Laughter echoed from the stand of evergreen trees behind the Clark County Skills Center early Thursday morning as staff members stood in a circle playing team-building games led by Paul Haack, the outdoor challenge course instructor. Standing in the circle and laughing along with his staff was Dennis Kampe, director of the Skills Center.
Both men are retiring this year. Kampe, 67, who has led the school for 22 years, has been an administrator at the school since its inception 30 years ago. He’ll retire Aug. 31 from the school that provides technical and professional training to prepare high school students for the workforce. Among the programs are construction technology, dental assisting, fire science and restaurant management. The school also has a dental clinic and a restaurant.
This year, student enrollment is 1,000. Next fall, enrollment is expected to grow by 100 students. Some programs have a waiting list. At a time when the economy is still bouncing back from the recession, the practical programs offered by the Skills Center make sense.

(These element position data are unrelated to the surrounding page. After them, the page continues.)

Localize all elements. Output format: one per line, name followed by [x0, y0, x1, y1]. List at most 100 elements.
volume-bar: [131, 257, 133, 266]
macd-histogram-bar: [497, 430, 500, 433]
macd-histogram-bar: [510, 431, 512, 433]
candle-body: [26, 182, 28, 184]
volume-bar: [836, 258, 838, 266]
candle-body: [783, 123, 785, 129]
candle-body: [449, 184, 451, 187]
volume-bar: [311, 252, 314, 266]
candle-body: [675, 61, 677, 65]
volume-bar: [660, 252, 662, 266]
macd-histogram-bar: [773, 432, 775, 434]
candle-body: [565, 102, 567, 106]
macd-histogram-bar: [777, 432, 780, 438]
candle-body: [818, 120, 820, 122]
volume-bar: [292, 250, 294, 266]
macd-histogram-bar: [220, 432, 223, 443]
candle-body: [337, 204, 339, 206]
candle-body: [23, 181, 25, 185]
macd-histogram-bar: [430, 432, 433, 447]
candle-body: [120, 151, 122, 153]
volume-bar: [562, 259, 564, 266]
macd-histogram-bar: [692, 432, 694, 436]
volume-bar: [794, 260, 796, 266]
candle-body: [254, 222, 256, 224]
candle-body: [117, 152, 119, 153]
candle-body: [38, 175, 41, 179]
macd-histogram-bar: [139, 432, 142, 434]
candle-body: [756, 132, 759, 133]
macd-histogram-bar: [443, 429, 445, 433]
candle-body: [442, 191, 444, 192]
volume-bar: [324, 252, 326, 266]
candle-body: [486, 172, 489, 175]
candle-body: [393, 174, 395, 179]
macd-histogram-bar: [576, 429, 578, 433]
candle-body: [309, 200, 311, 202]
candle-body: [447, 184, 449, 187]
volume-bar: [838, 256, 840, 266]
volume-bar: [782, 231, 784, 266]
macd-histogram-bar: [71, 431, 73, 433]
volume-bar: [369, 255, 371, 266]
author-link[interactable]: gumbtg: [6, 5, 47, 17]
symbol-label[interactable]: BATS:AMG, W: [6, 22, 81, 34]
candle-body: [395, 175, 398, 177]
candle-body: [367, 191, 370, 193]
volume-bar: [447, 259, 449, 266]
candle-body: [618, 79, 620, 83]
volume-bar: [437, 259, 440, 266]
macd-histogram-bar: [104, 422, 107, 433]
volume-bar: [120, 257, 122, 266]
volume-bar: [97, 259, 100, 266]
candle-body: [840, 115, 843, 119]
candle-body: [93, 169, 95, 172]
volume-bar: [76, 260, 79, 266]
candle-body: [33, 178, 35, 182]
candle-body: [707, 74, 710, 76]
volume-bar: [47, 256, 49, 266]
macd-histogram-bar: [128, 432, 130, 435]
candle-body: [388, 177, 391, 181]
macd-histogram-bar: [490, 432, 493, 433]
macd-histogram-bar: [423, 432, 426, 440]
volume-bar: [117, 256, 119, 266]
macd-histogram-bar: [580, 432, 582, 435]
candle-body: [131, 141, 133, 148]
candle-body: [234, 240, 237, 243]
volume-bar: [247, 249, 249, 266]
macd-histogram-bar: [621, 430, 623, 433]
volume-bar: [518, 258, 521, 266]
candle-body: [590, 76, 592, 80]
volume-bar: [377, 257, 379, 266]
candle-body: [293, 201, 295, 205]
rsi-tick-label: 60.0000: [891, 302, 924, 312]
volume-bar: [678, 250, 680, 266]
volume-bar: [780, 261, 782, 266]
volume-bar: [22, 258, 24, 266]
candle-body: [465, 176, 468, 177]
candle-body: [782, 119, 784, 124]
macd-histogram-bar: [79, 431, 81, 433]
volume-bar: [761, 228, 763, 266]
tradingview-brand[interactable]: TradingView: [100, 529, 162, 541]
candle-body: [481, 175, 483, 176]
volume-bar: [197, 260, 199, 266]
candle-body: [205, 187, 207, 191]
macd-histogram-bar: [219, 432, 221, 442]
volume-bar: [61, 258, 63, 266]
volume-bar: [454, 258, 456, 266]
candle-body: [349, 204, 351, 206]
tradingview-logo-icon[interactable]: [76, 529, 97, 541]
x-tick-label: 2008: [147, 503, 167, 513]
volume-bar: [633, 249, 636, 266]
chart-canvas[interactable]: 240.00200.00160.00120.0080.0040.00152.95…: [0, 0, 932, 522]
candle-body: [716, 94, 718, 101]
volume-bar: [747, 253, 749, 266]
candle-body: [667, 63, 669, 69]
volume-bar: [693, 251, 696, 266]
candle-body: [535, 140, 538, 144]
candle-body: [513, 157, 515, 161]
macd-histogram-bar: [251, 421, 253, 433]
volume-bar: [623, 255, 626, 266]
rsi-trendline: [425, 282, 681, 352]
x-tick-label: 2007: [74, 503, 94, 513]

“They’re all professionals from their industries,” Kampe said about his staff. “They came here to teach what they love.”
Like his staff, Kampe’s work life began not as a teacher but in a machine shop. Later he taught in the machine shop at Clark College.
Under his direction, the Skills Center has received multiple national awards, including being named among the top three technical high schools in the nation by BusinessWeek magazine.
The outdoorsman Haack, 66, has worked for Evergreen Public Schools and the Skills Center for 20 years. He was a school nurse and then a drug and alcohol prevention specialist before Kampe hired him to lead the school’s outdoor challenge course program.
Kampe credits Haack’s outdoor challenge course program as a key ingredient in the school’s professionalism, or soft skills, curriculum. The professional and character growth “is what’s valued by our employing community,” Kampe said.
All Skills Center students participate in Haack’s program, learning problem-solving, teamwork and communication through hands-on outdoor activities in Haack’s classroom, the woodsy challenge course behind the school. There, students wearing safety harnesses climb walls or scramble up a 30-foot telephone pole, balance on top of it and then step off. Sometimes, students are suspended 50 feet in the air.
Haack’s eyes light up when he talks about the look of accomplishment he’s seen in students’ faces when they achieve a physical task they perceived to be impossible.
When the students are wearing the safety gear and ready for the challenge, Haack yells out the student’s name and “On belay!” That means it’s safe to take the risk, to be ready to grow and to change.
As the school year winds down, both Haack and Kampe are “on belay.”
Karene “Kari” Duffy, the Skills Center’s assistant director, will succeed Kampe.